先日机と椅子を処分したんで、冷たいフローリングに寝そべりながらパソコン(デスクトップ)に向かい合っております。
でもちょっと無理がありますね、この体勢──寒さ以前に腰と首が異様に痛いです(泣)。
さて、感想ですが…交渉役、やはりというかペンペン、いえペソペソだったんですね♪
同時通訳も必要なかったみたいですね。すごく賢そうです。なんとお仲間もいるし(笑)。
しかし鬚はまた良からぬことを企んでいますねぇ〜。
ミサトの家にいるハズのペンペンを押さえて、脅迫材料にでもするつもりなのでしょうが、ペンペン=ペソペソですし、いるわけがないじゃん!…とは思いつつも、とりもち様のことだから、また置手紙(暴露話)でも残して失踪…ゲフンゲフン、いえお気になさらずに(汗)。
(最近、とりもち様とのチャネリングが開きっぱなしなもので…毒電波が流れてくるんですよねぇ〜。まさか双方向回線?)
でもペソペソ、思ったより真面目な性格(=それだけ有能ということでしょうが)みたいですね。
実を言うと管理人は、IQ低めの毒舌合戦を期待していました(故に交渉役には「子供」を要望していました)。
言わば、本作冒頭のシンジ君のような、です(笑)。

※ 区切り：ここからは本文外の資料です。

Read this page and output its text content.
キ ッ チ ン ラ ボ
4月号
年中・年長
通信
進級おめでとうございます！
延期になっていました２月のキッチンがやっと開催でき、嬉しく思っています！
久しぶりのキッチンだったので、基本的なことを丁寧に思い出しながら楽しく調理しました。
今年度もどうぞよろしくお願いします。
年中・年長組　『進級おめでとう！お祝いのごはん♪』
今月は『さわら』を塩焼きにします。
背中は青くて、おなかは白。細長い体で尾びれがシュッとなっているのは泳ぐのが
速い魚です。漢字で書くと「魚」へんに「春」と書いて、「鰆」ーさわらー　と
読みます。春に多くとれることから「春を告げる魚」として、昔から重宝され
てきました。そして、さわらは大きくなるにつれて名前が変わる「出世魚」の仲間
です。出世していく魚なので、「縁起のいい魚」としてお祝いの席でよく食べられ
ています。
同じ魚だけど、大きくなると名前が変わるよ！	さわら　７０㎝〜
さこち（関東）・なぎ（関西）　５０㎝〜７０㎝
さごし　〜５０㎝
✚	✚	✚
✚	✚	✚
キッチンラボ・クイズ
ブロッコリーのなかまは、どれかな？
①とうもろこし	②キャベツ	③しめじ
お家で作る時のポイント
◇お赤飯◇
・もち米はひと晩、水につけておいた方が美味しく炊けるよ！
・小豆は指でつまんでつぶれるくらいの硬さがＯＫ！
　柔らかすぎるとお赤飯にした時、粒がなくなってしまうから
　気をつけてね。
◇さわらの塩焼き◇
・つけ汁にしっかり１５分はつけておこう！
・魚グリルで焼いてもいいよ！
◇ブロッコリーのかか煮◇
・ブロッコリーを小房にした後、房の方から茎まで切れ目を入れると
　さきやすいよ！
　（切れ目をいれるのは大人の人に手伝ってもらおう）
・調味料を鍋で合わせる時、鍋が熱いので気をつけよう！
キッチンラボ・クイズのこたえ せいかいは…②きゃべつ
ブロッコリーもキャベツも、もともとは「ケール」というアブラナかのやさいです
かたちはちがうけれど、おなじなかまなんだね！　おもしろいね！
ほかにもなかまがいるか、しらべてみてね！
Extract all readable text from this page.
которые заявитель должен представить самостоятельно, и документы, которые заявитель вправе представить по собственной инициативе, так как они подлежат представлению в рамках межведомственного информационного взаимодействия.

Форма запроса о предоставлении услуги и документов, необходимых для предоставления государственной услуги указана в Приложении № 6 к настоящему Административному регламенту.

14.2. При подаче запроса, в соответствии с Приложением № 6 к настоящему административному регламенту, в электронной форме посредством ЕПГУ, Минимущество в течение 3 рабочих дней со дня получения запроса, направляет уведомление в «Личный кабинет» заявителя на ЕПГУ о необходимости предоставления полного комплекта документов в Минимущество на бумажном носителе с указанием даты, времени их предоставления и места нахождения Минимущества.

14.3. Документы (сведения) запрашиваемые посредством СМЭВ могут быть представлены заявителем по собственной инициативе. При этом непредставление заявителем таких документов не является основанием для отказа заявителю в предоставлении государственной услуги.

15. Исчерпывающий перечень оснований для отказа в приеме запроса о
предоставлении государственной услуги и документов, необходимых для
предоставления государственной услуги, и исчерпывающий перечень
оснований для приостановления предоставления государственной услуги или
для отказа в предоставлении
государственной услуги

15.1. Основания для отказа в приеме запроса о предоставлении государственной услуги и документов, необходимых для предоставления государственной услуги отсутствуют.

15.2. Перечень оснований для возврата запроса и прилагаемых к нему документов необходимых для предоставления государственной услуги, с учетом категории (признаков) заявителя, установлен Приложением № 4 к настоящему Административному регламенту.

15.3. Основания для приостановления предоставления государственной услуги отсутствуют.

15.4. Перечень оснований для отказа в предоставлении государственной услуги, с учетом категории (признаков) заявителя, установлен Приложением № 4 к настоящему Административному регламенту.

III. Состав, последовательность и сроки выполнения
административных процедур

いやーあれはクリティカル・ヒットでしたねぇ〜♪
でも今回、交渉役がペンペン、いえペソペソに決まった以上、彼(♂ですよね?)に期待したいです。
まあ、今回は顔見せということで、次からは本格的なおちょくりが始まるんですよね?
是非とも、牛&鬚を徹底的に馬鹿にして下さい。
あ、理詰め交渉=ペソペソ、毒舌担当=ペンペンっていう一羽二役という形も良いかも〜(妄想中)。